North Carolina Charlotte Mission

Behold, O Lord, their souls are precious, and many of them are your brethren; therefore, give unto us, O Lord, power and wisdom that we may bring these, our brethren, again unto thee. -Alma 31:35

Thursday, March 20, 2014

2/3/14 "Driven Snow"

"And it came to pass that the Spirit said unto me: Look! And I looked and beheld a tree...and the whiteness thereof did exceed the whiteness of the driven snow."

This past week we got hit by a snowstorm, the same snowstorm that shut down Atlanta, just not as bad. Working and biking in the snow was a great experience for me, and I was actually glad for the snow since it warmed things up.

After nightly planning the Spaniards and ourselves had decided to have some fun.

Others: "Do you want to build a snowman?"
Brain: "We haven't even seen that movie yet."
Others: "..."

So instead I wrote in the snow an enormous "MORMONS ROCK" in the church parking lot, then we threw some snowballs at each other, slid down the hill a few times and went home.


I am staying in Lakefield for yet another transfer and Elder Mejia is getting sent to Charlotte to be a Spanish missionary again. I'll miss him. He was a great companion and we got along well.

There were times with Elder Mejia when we'd be teaching an investigator family with members helping us and I would realize that, of the 10+ people in the room, I was the only white guy. A very unusual feeling to have...
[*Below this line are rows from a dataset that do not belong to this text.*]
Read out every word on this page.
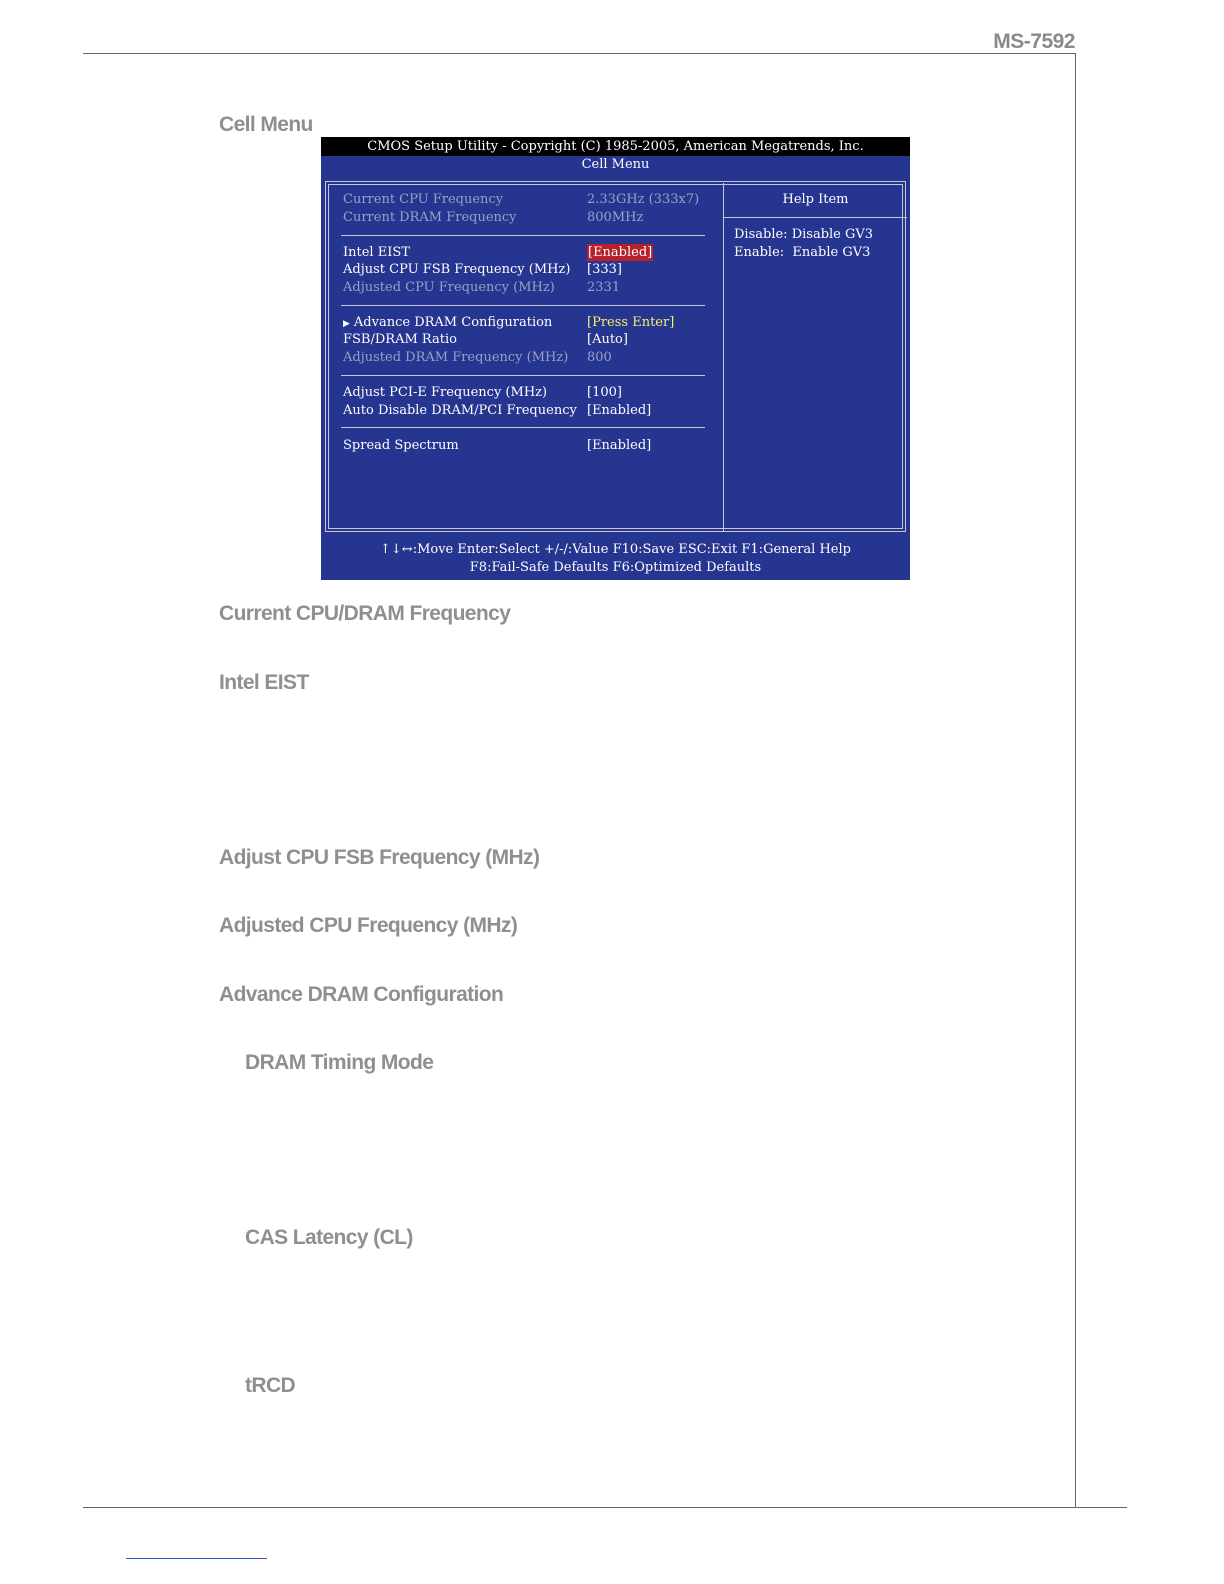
MS-7592
Cell Menu
CMOS Setup Utility - Copyright (C) 1985-2005, American Megatrends, Inc.
Cell Menu
Current CPU Frequency	2.33GHz (333x7)
Current DRAM Frequency	800MHz
Intel EIST	[Enabled]
Adjust CPU FSB Frequency (MHz) [333]
Adjusted CPU Frequency (MHz) 2331
▶ Advance DRAM Configuration	[Press Enter]
FSB/DRAM Ratio	[Auto]
Adjusted DRAM Frequency (MHz) 800
Adjust PCI-E Frequency (MHz)	[100]
Auto Disable DRAM/PCI Frequency [Enabled]
Spread Spectrum	[Enabled]
Help Item
Disable: Disable GV3
Enable:  Enable GV3
↑↓↔:Move Enter:Select +/-/:Value F10:Save ESC:Exit F1:General Help
F8:Fail-Safe Defaults F6:Optimized Defaults
Current CPU/DRAM Frequency
Intel EIST
Adjust CPU FSB Frequency (MHz)
Adjusted CPU Frequency (MHz)
Advance DRAM Configuration
DRAM Timing Mode
CAS Latency (CL)
tRCD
I share the Lakefield ward with a companionship of sisters. There is thus competition over getting member help for appointments, getting member meals, and all that stuff. In the ongoing war to win member trust sister missionaries hold a natural advantage, so I try very hard to gain some brownie points whenever I can. One thing I've done throughout my mission is write thank-you notes and hide them in clever places so that the members will find them soon after we've left their house. I have yet to see if this strategy has paid off.


As snow was falling around us on Tuesday we stopped by to visit a part-member family, a couple that is in their later 60's. As we were preparing to leave Elder Mejia was talking to the member husband and I went to go say goodbye to the nonmember wife Teri, who had not joined us for the lesson.

As I walked towards the back room I saw her on the phone so I turned and went back to talk to the husband. In the background we could hear Teri saying "Thank you, Jesus" every few seconds. As we talked, the "Thank you Jesus"s got louder and more frequent, until finally we heard a shouted "Hallelujah, Lord!" from the other room. It made me wonder if she'd just won a million dollars or something.

Then Teri came into the room, sobbing and hysterical. I had never seen a woman her age be hysterical before. 

As her husband took the phone and started talking, I learned that Teri, who had already lost two of her sisters in the last eight months, had just been told that a third sister had been admitted to the hospital in critical condition. With the thought of losing yet another sibling, Teri was crying and afraid.

Her husband was on the phone and oblivious to what was going on. So I sat Teri on the couch and sat down next to her and patted her back and gave her a hug and told her that it was all going to be alright and soothed her as best I could. 

After her husband got off the phone I gave Teri a blessing. Among some of things I felt prompted to say were that Heavenly Father wanted her to know that He was proud of the choices she had made in her life and that she would be reassured that, because the Savior lives, families are eternal. Afterwards I gave her a side hug and she put her head on my shoulder and just cried and cried for a long time. We probably looked really funny, a small little old lady crying on the shoulder of a young man a great deal larger than her.

This taught me a whole lot about compassion. At that moment I wanted very badly for her to know that she was loved and that it would be alright. Hugs to females are technically against the rules for elders but I felt the situation justified it.

Checking back on this family on Saturday, the husband told me that two days later Teri's sister had been released from the hospital and said something along the lines of "she must have heard your prayer for Teri."

I am grateful for the gift of compassion. Compassion is one of those things that makes us human and sets us apart from animals. It's a part of the divine nature that is in each of us. 

I love you all. I know this work is true and I'm excited to see who companion #11 is. Hurrah for Israel!